The Subways have enjoyed peaks and troughs of success over their decade of existence, but have always maintained a very high standard of good ol’ fashioned British rock ‘n’ roll, using punk influences yet remaining relevant for indie and more mainstream audiences.
Album number four sees the band take the wheel on all aspects of the production; frontman Billy Lunn boldy volunteered for full producing, mixing and writing power, and the results for the appropriately self-titled record are as expected: more catchy, raunchy and vigourous rock tracks with impressive dual-gender vocals and choruses to whet a frantic appetite.
Fans who were confident enough to pre-order ‘The Subways’ were lucky enough to lay their teeth into the first half of the album before the official release date, treating themselves to the action packed ‘Dirty Muddy Paws’ about Lunn‘s troubles with alcohol and the effects it had on his marriage, as well as an apology to bassist Charlotte Cooper for his actions during their relationship in the form of ‘Taking All The Blame’.
The extra personal tales on this release give it the honest intrigue that helps the listener delve into the minds of the band and relate to the music; the genuine songwriting easily provides a depiction of the thought process behind each lyric, and allows the user to lose themselves in the sentimental world of someone else.
As hard-hitting singles go for The Subways, ‘I’m In Love And It’s Burning In My Soul’ is up there with the best. Lunn takes control of the introduction with a muted guitar riff and dominant vocals, before his lead in to the chorus lets Cooper take over for the title lyrics and create a mouth watering contrast.
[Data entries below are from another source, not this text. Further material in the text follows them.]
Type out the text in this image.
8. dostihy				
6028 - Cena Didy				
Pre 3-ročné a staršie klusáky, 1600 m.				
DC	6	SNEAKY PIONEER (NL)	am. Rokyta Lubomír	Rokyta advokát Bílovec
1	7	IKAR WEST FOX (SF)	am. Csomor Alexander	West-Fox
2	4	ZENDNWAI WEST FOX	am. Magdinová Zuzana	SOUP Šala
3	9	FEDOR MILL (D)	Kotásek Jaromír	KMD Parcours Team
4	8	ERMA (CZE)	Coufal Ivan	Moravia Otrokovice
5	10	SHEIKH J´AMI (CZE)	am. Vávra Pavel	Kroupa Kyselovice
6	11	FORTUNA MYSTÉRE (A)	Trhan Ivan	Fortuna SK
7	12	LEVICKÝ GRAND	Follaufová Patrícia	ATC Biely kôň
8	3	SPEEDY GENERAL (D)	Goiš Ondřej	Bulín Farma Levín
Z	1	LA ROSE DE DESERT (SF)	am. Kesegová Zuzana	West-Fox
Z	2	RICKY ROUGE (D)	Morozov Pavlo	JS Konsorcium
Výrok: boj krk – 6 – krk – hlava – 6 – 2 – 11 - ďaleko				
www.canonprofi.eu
The alternative shouting of The Subways has seen them succeed as a gateway between radio indie music and heavier material, and crossover to a variety of genre live shows, having played with Taking Back Sunday, Oasis, and even AC/DC. But, their highlights have always been when they churn out a top guitar riff, like ‘My Heart Is Pumping To A Brand New Beat’ and ‘Pet Boy’, which instantly lays down the basis of a great rock song.
The Hertfordshire band may not be at the top of their game in terms of success and mainstream attention, but ‘The Subways’ proves that they still have so much to offer musically. Their constant level of size over the last few years has allowed them to concentrate on their own enjoyment of playing perfectly-sized packed venues, and writing pretty damn great tunes. Long live The Subways.